Pura Pakualaman, salah satu warisan budaya Yogyakarta yang memiliki nilai historis yang tinggi dan memiliki kisah kemunculan yang unik. Kemunculan yang bukan disebabkan oleh ambisi politik “devide et impera” (politik pecah belah), melainkan sebagai penguatan landasan dua pilar dari “keistimewaan” yang disandang oleh Daerah Istimewa Yogyakarta, selain Kraton Ngayogyakarta. Menurut catatan sejarah, Pura Pakualaman dibangun sekitar abad ke-18 dibawah kepemimpinan K.G.P.A. PAKU ALAM I.
Di manakah Pura Pakualaman?
Terletak di kawasan Kota Yogyakarta, lebih tepatnya di Kelurahan Purwokinanti dan sebagian masuk wilayah Kalurahan Gunungketur, Kecamatan Pakualaman, membuat lokasi Pura Pakualaman tidak berjarak terlalu jauh dengan Kraton Ngayogyakarta (sekitar 2 km). Selain itu, cakupan area Pakualama cukup luas, yaitu 54.238 m2.
Apa yang membuatnya unik?
Pertama, berbeda dengan Kraton Ngayogyakarta yang menghadap ke arah utara atau ke Gunung Merapi, Pura Pakualaman menghadap arah sebaliknya, yaitu selatan.
Kedua, memiliki ritual adat Labuhan tiga gunungan sebagai bentuk rasa syukur kepada Tuhan YME. Ritual ini dilakukan setiap 10 Sura di Pantai Glagah.
Ketiga, memiliki corak batik khas Pura Pakualaman yang tentunya berbeda dengan batik Kraton maupun daerah lainnya.
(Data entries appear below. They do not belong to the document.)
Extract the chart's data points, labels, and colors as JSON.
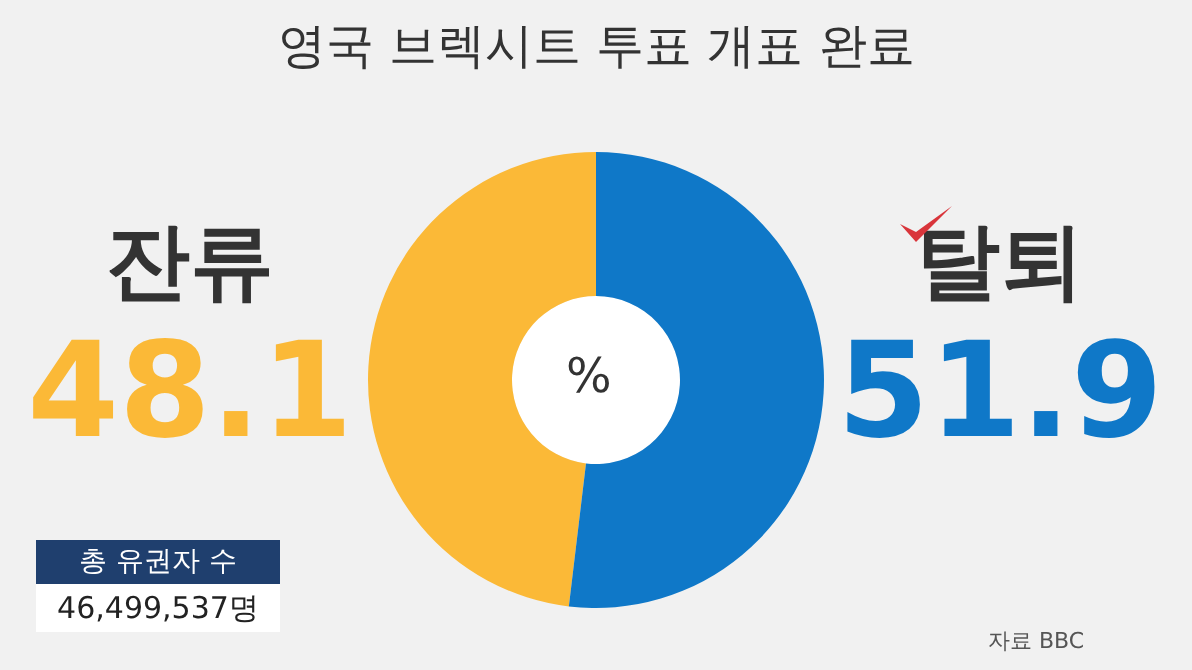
{
  "chart_data": {
    "type": "donut",
    "title": "영국 브렉시트 투표 개표 완료",
    "categories": [
      "잔류",
      "탈퇴"
    ],
    "values": [
      48.1,
      51.9
    ],
    "colors": [
      "#fbb937",
      "#0f78c8"
    ],
    "data_labels": true,
    "annotations": [
      "%",
      "총 유권자 수",
      "46,499,537명",
      "자료 BBC"
    ]
  }
}
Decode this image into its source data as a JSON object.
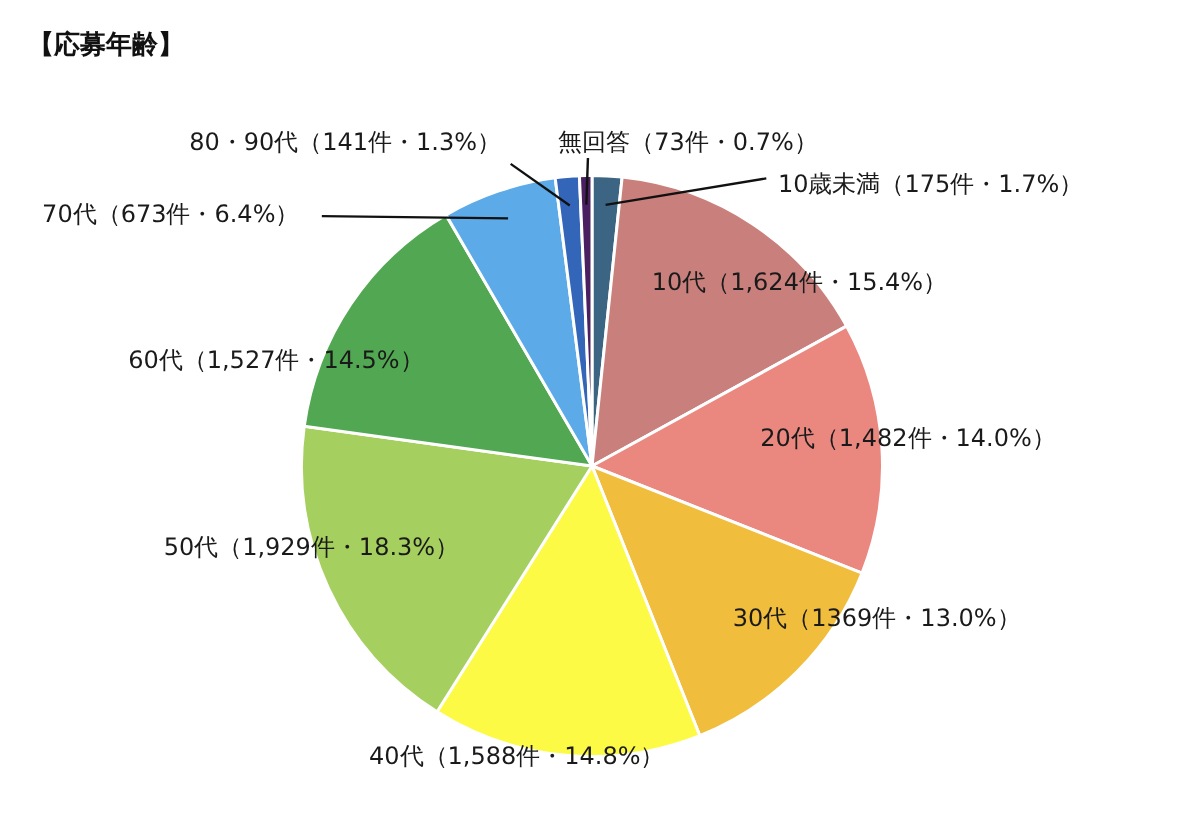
{
  "chart_data": {
    "type": "pie",
    "title": "【応募年齢】",
    "categories": [
      "10歳未満（175件・1.7%）",
      "10代（1,624件・15.4%）",
      "20代（1,482件・14.0%）",
      "30代（1369件・13.0%）",
      "40代（1,588件・14.8%）",
      "50代（1,929件・18.3%）",
      "60代（1,527件・14.5%）",
      "70代（673件・6.4%）",
      "80・90代（141件・1.3%）",
      "無回答（73件・0.7%）"
    ],
    "values": [
      175,
      1624,
      1482,
      1369,
      1588,
      1929,
      1527,
      673,
      141,
      73
    ],
    "colors": [
      "#3b6583",
      "#c9807c",
      "#ea8880",
      "#f0bd3c",
      "#fdfa45",
      "#a5cf5e",
      "#52a852",
      "#5caae8",
      "#3366b8",
      "#4a2060"
    ]
  }
}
Corak batik khas ini terinspirasi dari naskah manuskrip karya raja-raja Pakualaman.
Keempat, memiliki total 251 manuskrip, buku cetak yang dibuat kisaran tahun 1900-1950, dan baru-baru ini ditemukan manuskrip Alquran kuno di Masjid Besar Pakualaman dengan terjemahan aksara Jawa (pegon) yang diperkirakan telah berusia ratusan tahun.
Apa yang akan kamu lihat?
Bagian dalam: Arsitektur pura meliputi seni bangunan dengan desain ukiran khas Yogyakarta yang didominasi warna putih hijau. Nilai seni dan sejarah tinggi yang tertuang pada keseluruhan bangunan membuatnya dimasukkan dalam cagar budaya Yogyakarta. Koleksi kereta kuda dan mobil raja-raja Pakualaman serta benda-benda bersejarah yang tersimpan dalam museum di dalam pura juga tidak kalah menarik.